For payment method companies like Paysafe Group, Australia’s market combines high volume, regulatory complexity, and demand for diverse payment options — making it a strategically important geography despite its relatively small population. The credit card ban, in particular, created a payment-method gap that doesn’t exist in most other major gambling markets, giving prepaid solutions an opening that’s unique to the Australian context. For a global perspective on how gambling markets and payment innovation interact worldwide, the digital payments in Australian betting analysis covers the broader trends.

How large is the Australian online gambling market in 2025?

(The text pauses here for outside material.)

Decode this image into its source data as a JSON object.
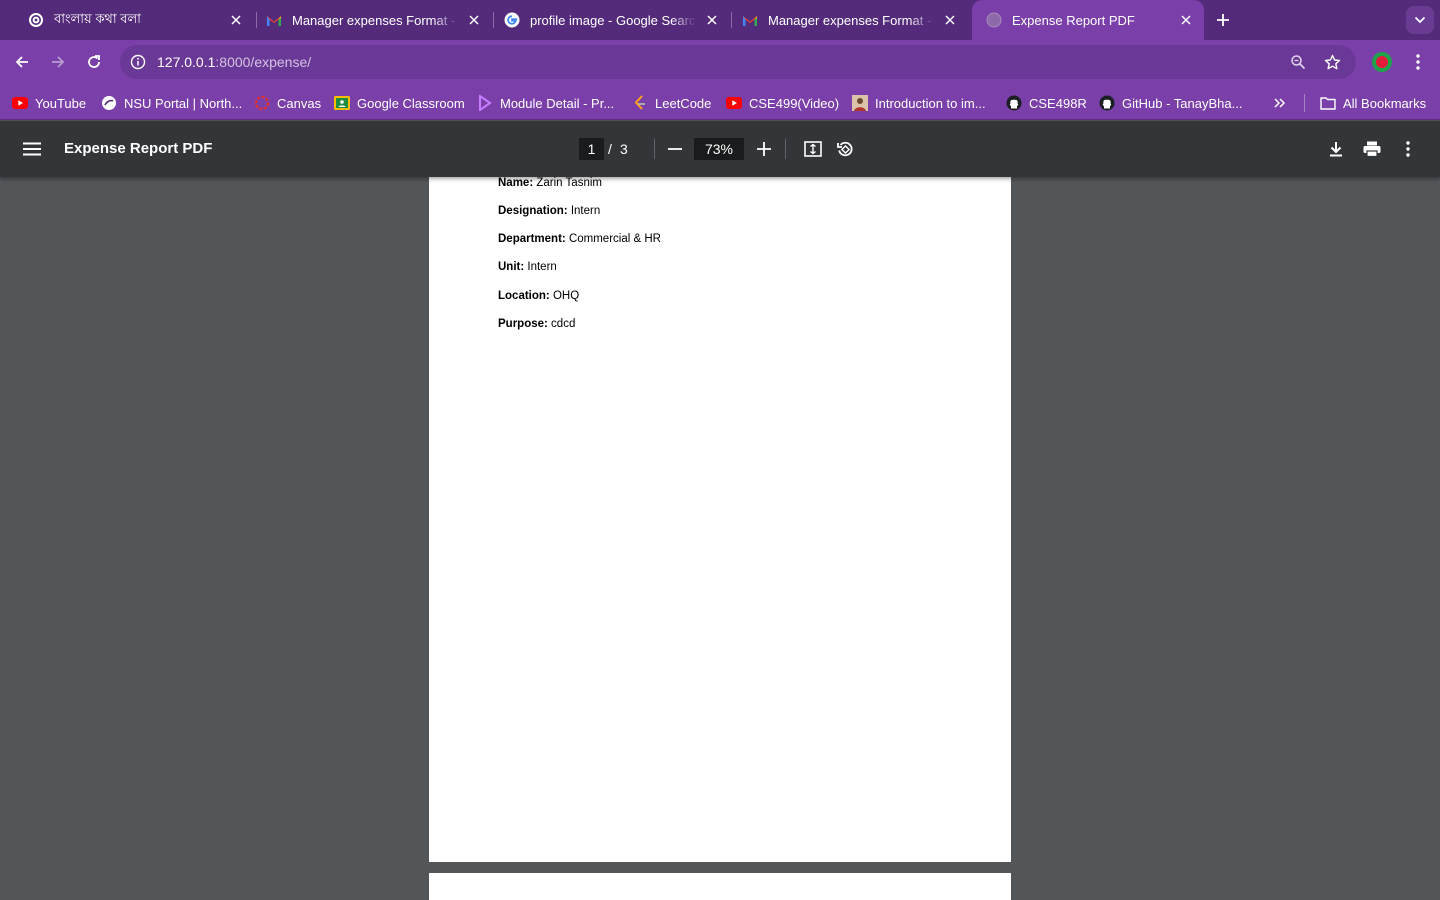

Australia’s online gambling market is valued at USD 5.5 billion in 2025. The total gambling market including offline (casinos, pokies, lottery) reaches USD 15.88 billion. Online represents roughly a third of the total and continues to grow at a projected CAGR of 5.67% through 2034.

What is the projected growth rate for online gambling in Australia?

The Australian online gambling market is projected to grow at a compound annual growth rate of 5.67%, reaching USD 9.0 billion by 2034. This reflects steady, structural growth driven by mobile adoption, regulatory reform, and payment innovation rather than rapid new-market expansion.

How does Australia’s gambling market compare globally?

Australia contributes approximately 4% of global gambling revenue despite having less than 0.4% of the world’s population. This outsized share reflects high per-capita spending (ARPU of USD 756.71 in 2025), a mature regulatory framework, and deep cultural engagement with betting and wagering.